In very grave, recent cases, with a great phrenic rupture and a most extensive protrusion of abdominal organs into the chest, there may be simply the indications of extreme dyspnœa, nostrils and chest widely and persistently distended, nasal mucosa darkly congested, countenance pinched, eyes protruding and fixed, pupils dilated, breathing rapid, shallow and oppressed, and in a few minutes the animal staggers and falls in the death agony.

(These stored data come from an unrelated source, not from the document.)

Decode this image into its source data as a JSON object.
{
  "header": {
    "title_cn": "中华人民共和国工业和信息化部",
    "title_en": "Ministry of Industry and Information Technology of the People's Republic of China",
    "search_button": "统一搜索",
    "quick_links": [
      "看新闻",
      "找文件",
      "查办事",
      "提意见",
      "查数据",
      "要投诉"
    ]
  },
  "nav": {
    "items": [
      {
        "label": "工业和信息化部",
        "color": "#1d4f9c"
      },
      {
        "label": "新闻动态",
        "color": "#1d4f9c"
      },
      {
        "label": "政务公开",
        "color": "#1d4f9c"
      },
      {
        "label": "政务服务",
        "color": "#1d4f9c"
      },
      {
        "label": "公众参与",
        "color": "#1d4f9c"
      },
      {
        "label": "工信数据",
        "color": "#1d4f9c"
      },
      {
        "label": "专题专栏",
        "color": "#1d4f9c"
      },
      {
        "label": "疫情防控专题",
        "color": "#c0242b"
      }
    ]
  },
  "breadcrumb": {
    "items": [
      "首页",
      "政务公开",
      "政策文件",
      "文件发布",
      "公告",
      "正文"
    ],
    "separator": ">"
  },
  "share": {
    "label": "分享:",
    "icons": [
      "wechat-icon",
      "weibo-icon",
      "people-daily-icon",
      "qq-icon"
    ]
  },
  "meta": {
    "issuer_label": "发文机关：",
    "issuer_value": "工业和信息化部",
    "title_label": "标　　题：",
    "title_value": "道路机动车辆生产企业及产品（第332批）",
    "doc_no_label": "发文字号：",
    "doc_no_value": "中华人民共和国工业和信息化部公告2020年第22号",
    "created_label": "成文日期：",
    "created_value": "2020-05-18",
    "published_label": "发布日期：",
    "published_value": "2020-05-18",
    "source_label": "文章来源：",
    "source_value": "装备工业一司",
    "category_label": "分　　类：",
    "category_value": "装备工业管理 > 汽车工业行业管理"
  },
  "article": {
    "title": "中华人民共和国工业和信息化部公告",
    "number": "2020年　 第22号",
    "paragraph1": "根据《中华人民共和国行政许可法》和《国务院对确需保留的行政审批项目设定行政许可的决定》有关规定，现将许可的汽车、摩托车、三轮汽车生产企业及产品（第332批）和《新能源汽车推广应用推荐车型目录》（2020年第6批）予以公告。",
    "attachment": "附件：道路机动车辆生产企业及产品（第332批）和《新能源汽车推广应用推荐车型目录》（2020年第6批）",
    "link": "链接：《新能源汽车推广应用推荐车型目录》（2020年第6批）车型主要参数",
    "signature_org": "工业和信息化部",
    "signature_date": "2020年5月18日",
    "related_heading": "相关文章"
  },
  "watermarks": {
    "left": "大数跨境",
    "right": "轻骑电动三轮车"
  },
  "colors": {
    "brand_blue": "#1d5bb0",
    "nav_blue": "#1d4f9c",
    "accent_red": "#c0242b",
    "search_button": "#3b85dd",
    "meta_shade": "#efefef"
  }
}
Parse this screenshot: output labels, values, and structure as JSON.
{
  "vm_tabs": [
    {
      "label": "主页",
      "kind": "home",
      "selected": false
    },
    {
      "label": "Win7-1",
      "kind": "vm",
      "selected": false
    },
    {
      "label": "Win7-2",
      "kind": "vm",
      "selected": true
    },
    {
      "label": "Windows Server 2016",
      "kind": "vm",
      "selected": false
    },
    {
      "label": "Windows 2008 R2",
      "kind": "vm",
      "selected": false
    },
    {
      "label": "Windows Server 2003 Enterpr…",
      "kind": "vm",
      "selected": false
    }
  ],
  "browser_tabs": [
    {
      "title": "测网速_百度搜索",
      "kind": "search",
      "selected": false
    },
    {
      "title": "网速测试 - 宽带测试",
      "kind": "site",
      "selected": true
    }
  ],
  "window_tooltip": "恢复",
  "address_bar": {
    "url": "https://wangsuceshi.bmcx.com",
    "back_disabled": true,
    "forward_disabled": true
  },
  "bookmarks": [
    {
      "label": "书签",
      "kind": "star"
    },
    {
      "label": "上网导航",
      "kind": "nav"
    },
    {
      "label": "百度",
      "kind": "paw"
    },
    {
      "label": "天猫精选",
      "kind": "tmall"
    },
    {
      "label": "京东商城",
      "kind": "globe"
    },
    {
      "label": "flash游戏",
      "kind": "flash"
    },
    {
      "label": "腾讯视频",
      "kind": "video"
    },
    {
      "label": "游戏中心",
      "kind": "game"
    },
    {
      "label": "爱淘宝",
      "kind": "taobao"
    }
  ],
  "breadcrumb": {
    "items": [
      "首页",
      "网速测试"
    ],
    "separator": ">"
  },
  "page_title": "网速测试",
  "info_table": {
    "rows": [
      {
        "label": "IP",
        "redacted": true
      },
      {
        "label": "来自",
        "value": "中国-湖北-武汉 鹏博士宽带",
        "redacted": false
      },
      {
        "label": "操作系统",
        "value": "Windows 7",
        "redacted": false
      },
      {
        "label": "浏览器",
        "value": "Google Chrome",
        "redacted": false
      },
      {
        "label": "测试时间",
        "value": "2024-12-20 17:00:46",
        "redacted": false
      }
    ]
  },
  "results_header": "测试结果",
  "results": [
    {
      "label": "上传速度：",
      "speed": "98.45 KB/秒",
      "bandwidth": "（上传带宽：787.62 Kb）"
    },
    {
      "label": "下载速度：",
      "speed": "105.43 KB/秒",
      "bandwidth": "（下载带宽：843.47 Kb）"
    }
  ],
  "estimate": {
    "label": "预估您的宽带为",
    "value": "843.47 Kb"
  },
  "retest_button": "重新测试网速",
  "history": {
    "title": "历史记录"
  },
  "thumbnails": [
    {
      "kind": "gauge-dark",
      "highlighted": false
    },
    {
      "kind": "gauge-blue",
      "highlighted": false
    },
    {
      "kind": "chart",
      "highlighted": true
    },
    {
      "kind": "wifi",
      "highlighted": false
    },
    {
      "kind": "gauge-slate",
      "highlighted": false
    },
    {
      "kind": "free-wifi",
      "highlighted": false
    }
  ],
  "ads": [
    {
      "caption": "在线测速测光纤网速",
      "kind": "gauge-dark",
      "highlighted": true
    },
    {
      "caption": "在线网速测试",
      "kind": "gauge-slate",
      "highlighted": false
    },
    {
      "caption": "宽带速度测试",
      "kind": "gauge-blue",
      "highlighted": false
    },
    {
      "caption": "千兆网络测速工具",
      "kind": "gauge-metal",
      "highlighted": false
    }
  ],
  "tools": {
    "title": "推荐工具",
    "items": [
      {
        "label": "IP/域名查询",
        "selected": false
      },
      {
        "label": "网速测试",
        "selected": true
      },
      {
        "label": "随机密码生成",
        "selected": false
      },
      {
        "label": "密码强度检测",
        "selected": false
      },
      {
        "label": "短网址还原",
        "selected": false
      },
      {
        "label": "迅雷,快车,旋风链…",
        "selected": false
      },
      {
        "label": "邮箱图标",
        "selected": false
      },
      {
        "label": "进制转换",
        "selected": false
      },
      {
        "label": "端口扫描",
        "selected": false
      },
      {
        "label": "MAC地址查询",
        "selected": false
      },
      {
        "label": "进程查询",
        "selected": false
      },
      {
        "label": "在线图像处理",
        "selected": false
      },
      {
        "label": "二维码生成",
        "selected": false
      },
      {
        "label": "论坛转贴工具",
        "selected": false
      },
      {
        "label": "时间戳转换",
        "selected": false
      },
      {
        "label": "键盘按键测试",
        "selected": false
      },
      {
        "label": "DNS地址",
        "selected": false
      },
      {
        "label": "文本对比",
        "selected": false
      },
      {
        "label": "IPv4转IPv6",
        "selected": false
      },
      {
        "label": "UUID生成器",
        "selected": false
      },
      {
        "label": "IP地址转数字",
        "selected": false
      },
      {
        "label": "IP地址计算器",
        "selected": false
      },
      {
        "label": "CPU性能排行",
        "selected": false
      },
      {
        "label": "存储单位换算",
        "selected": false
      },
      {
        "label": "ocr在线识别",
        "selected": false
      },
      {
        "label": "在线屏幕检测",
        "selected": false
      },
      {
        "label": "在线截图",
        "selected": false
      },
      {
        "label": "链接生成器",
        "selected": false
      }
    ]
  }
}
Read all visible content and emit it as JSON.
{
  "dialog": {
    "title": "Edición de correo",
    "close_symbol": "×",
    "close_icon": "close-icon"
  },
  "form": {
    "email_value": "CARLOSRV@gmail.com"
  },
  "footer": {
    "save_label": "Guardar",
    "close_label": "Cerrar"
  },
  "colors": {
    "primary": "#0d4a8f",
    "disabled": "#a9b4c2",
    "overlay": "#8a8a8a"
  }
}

In cases which are less rapidly fatal, the patient lasting for hours or even days, there occurs, after the accident, deep, difficult and oppressed breathing, but not so violent as to threaten instant suffocation, or more commonly, these symptoms increase slowly as more and more of the hernial mass protrudes through the narrow opening into the chest. This form is usually seen only in animals of a specially quiet disposition, and which have not been subjected to active exertion or excitement after the accident and the hernia has increased by slow degrees only. The patient becomes listless, or very restless, paws, looks at his flanks, shifts from one hind foot to the other or even kicks at the abdomen, lies down carefully, rolls, sits on his haunches (though no more than in other forms of colic), and manifests the anxious, pinched, colic-countenance. The advance of the pain is constant but slow, and usually it is not characterized by that intensity which drives the animal to throw himself down recklessly and to roll and kick with violence. There is also usually an absence of the weak running down pulse of hemorrhagic congestion (thrombosis) and of the pallor of the surface mucosæ which usually attend on the extensive blood extravasations of that disease. An exception may be made in those cases in which the hernial mass is strangulated, as these may closely resemble spasmodic colic or hemorrhagic congestion.